Mob Mentality in the Adventures of Huckleberry Finn Essay
Mob Mentality in the Adventures of Huckleberry Finn
The critic Kenny Williams states that the Colonel Sherburn scene inThe Adventures of Huckleberry Finn by Mark twain, “allow[s] a brief platform for Twain to express his own contempt for mobs in an era known for such activities and lawlessness. ” This draws the attention to other scenes Twain uses to show his contempt for activities in society. In his novel Mark Twain uses characters and scenes to show his disdain for zealot faith, corrupt human nature, and blind adherence to law. In the beginning of the novel, Mark Twain shows his disdain for the blind faith of religion through Huck’s confusion.
For example, when Huck states; “I says to myself, if a body can get anything they pray for, why don’t Deacon Winn get back the money he lost on pork? Why can’t the widow get back her silver snuffbox that was stole? Why can’t Miss Watson fat up? No, says I to myself, there ain’t nothing in it,” (14) he cannot comprehend how the answers to prayers can be selective. Twain uses Huck to show his own opposition towards the blind faith people put in prayer, when they rarely receive what it is they are praying for.
Twain also shows his distaste for the gullibility of religious people. In chapter twenty, when the King and Huck visit a church, the King pretends that he is a pirate, who after hearing this sermon is now reformed, and will try to convince his fellow pirates to follow in his footsteps. The people of the church believe his story with no hesitation and even go as far as to take up a collection for his quest to reform the other pirates. “And then he busted in to tears, and so did everybody else. Then somebody sings out ‘Take up a collection for him, take up a collection! ’ …

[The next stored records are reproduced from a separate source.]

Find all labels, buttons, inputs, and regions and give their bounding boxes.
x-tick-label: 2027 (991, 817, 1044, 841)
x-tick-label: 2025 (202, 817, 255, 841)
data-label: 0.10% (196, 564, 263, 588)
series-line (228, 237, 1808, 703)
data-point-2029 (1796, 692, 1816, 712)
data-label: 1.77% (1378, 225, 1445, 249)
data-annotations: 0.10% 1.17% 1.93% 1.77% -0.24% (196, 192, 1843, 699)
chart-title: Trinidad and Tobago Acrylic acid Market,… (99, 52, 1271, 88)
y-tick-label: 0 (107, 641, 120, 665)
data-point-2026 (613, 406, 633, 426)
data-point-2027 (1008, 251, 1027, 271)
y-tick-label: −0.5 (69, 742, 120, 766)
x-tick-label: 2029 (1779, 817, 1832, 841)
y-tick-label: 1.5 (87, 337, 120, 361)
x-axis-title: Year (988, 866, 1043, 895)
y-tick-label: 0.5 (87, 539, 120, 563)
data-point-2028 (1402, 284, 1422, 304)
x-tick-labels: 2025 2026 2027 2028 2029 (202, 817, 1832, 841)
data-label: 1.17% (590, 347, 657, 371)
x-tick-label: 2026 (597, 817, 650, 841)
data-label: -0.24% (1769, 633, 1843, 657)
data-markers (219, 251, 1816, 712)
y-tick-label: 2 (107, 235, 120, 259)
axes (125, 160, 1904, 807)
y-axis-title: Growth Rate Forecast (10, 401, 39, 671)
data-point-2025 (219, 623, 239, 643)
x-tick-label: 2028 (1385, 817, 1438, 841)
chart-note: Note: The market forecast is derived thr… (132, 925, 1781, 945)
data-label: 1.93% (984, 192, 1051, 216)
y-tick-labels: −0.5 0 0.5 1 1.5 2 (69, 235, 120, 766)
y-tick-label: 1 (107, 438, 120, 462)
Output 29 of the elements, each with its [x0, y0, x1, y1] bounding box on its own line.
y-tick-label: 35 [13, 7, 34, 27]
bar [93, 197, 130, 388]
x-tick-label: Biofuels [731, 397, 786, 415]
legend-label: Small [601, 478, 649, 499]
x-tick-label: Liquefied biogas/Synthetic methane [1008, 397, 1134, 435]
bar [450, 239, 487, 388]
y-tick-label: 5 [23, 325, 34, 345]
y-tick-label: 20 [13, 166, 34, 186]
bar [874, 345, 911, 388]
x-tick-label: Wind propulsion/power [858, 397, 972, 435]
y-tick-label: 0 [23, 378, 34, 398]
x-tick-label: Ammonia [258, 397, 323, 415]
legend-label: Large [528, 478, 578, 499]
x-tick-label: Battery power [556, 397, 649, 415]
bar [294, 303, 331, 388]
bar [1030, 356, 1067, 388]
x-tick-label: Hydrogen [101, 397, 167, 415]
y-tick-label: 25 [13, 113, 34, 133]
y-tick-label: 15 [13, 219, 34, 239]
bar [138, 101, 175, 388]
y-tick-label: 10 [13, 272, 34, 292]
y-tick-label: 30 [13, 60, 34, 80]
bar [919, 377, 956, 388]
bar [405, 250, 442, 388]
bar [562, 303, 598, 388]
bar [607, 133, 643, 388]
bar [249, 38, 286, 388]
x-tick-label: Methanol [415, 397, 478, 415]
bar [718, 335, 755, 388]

So the King went all through the crowd with his hat, swabbing his eyes, and blessing the people and praising them and thanking them for being so good to the poor pirates away off there;… and he was invited to stay a week; and everybody wanted him to live in their houses, and said they’d think it was an honor” (Twain 155-156). In this situation, Twain is satirizing the gullibility of religion and its haphazard impact on a mob. The people in this church are easily able to give money to pirates, who are known for being crooks and liars, inviting them to stay in their homes as an honor.
Thus, Twain shows his disdain for religious beliefs by satirizing their blind faith and gullibility. Throughout the novel, Twain shows his contempt for corrupt human nature. Although these instances are often satirized and exaggerated, the message is still the same. For instance, when the King and the Duke first start to lie about being the dead Peter Wilks’ brothers to obtain his money, Huck says, “It was enough to make a body ashamed of the human race,” (191). In this instance Twain is utilizing Huck to show his aversion to the way people lie and cheat, and how a couple of people can make a bad name for all of us.
Another example is when Jim sells the King and Duke out to the townspeople and they are carried on a pole, tarred and feathered. Although Huck, has tried to escape the King and Dukes several occasions and has witnessed the cruelties put on others and lies they tell, he does not think that they deserve similar treatment. In fact, he says, “Human beings can be awful cruel to one another,” (269). Through Huck, Twain is voicing his opposition to how people treat one another, whether they deserve it or not.
Thus Twain is using his novel to voice his enmity for the cruelty in human nature. Twain also shows his aversion to the lack of free thought in humans. The highly satirical character, Tom, is the best example of people actions being the result of other peoples thoughts. Tom often comes up with crazy plans that that follow a uniform procedure because the books he has read say so. “Why blame it all, we’ve got to do it. Don’t I tell you it’s in the books? Do you want to go to doing different from what’s in the books, and get things all muddled up? ”(12).
Even though Tom has no idea what some rules of the books are, he does them anyway, because that is what he believes he is supposed to do; and if he does not go by the book he believes things will go wrong. Through Tom, Twain shows peoples adherence to rules, because they follow the doctrine with which they were taught. In Twain’s novel Huck steals chickens from people, because his father told him it was a good deed. Even though he knows it is wrong, Huck steals because “Pap always said, take a chicken when you get a chance, because if you don’t want him yourself you can easy find someone that does, and a good deed ain’t ever forgot,” (77).
Thus Twain shows his objection of the lack of originality of thought in society in his book. Mark Twain disagreed with many things in the world, and he used The Adventures of Huckleberry Finn to voice his frustration. Although often exaggerated and satirical, through the main and secondary characters, Twain pokes fun at the gullibility of people towards religion, cruelty, and followers. In conclusion, these instances show how the mindlessness of the mob mentality is a result of the credulousness of the religious, malice of humans, and the habitues of the world.